Jakarta, ANTARA JATENG - Orangtua dari anak dengan gangguan spektrum autisme mungkin kewalahan memilih mana tempat terapi yang terbaik agar kemampuan buah hati berkembang.

Setiap anak yang didiagnosis autisme punya kebutuhan berbeda, maka terapi yang disarankan untuk mengikis masalah perilaku yang paling mengganggu juga bervariasi untuk tiap individu.

Misalnya, terapi bicara belum cocok untuk anak yang belum bisa duduk tenang alias tidak bisa diam, kata psikolog Adriana Soekandar Ginanjar.

"Orangtua juga harus belajar, harus mengetahui seperti apa terapi yang baik jadi bisa mengobservasi apakah terapisnya benar atau tidak," kata Adriana dalam talkshow autisme akhir pekan lalu.

Ketika sudah menemukan terapis yang baik, orangtua tidak boleh serta merta mengalihkan tanggung jawab pada pihak ketiga.

Orangtua juga harus mengamati dan mempelajari materi terapi sehingga bisa dipraktikkan berulang-ulang di rumah. Bila ruang terapinya tertutup bagi orangtua, jangan sungkan untuk bertanya pada terapis.

"Harus diterapkan juga materi yang sama di rumah," katanya.

Kekurangan Terapis

Di sisi lain, Indonesia masih kekurangan terapis untuk menangani pasien autisme. Hal ini disebabkan minimnya jumlah sekolah yang melahirkan para terapis.

"Hanya ada tiga, di Jakarta, Bandung dan Solo," kata dokter Rini Sekartini dari Ikatan Dokter Anak Indonesia.

"Yang kurang itu terapis okupasi dan terapis bicara," imbuh dia.

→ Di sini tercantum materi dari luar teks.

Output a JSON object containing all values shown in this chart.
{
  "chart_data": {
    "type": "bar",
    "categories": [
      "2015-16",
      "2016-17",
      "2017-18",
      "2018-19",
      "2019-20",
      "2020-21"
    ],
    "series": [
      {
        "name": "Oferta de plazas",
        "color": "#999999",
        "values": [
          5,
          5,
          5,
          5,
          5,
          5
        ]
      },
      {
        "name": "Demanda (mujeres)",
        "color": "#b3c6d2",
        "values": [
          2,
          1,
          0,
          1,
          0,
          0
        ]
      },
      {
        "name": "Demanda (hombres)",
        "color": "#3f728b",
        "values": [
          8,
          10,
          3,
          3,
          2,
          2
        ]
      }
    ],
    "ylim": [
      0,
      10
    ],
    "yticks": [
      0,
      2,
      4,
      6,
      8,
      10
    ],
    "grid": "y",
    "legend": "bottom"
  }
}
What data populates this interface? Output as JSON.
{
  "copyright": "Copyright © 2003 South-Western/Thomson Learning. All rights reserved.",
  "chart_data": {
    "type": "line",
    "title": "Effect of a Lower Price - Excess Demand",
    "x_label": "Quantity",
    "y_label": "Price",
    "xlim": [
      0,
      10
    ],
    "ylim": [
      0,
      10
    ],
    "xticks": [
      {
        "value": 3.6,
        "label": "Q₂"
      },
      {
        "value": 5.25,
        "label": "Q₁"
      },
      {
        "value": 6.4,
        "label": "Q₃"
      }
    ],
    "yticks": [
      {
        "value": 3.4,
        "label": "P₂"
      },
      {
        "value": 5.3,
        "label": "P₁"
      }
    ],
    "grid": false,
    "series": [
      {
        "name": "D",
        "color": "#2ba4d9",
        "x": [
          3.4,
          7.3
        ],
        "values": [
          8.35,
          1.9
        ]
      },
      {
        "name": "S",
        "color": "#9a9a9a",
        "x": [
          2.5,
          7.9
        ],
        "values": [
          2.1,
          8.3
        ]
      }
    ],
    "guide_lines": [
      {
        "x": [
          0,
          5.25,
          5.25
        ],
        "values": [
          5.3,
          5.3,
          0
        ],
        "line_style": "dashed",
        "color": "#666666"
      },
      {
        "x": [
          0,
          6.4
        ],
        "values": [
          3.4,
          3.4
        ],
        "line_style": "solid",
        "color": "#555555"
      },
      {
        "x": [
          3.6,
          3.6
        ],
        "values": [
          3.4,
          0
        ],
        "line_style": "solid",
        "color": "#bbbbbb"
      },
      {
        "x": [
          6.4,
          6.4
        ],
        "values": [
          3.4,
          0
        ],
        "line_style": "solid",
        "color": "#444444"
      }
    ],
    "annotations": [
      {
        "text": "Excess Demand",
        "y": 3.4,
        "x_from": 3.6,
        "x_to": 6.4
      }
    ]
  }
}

Sekolah terapis juga bukan jurusan yang lazim diambil oleh murid-murid sekolah menengah ke atas yang akan melanjutkan pendidikan.

Mereka yang tinggal di kota besar lebih beruntung karena para terapis mudah dicari, beda halnya dengan pasien autisme yang tinggal di luar kota besar.

Ini bisa menghambat perkembangan pasien yang terpaksa harus "berebut" terapis.

"Misalnya yang harus ikut sesi 60 menit jadi cuma 30 menit karena banyak antrean."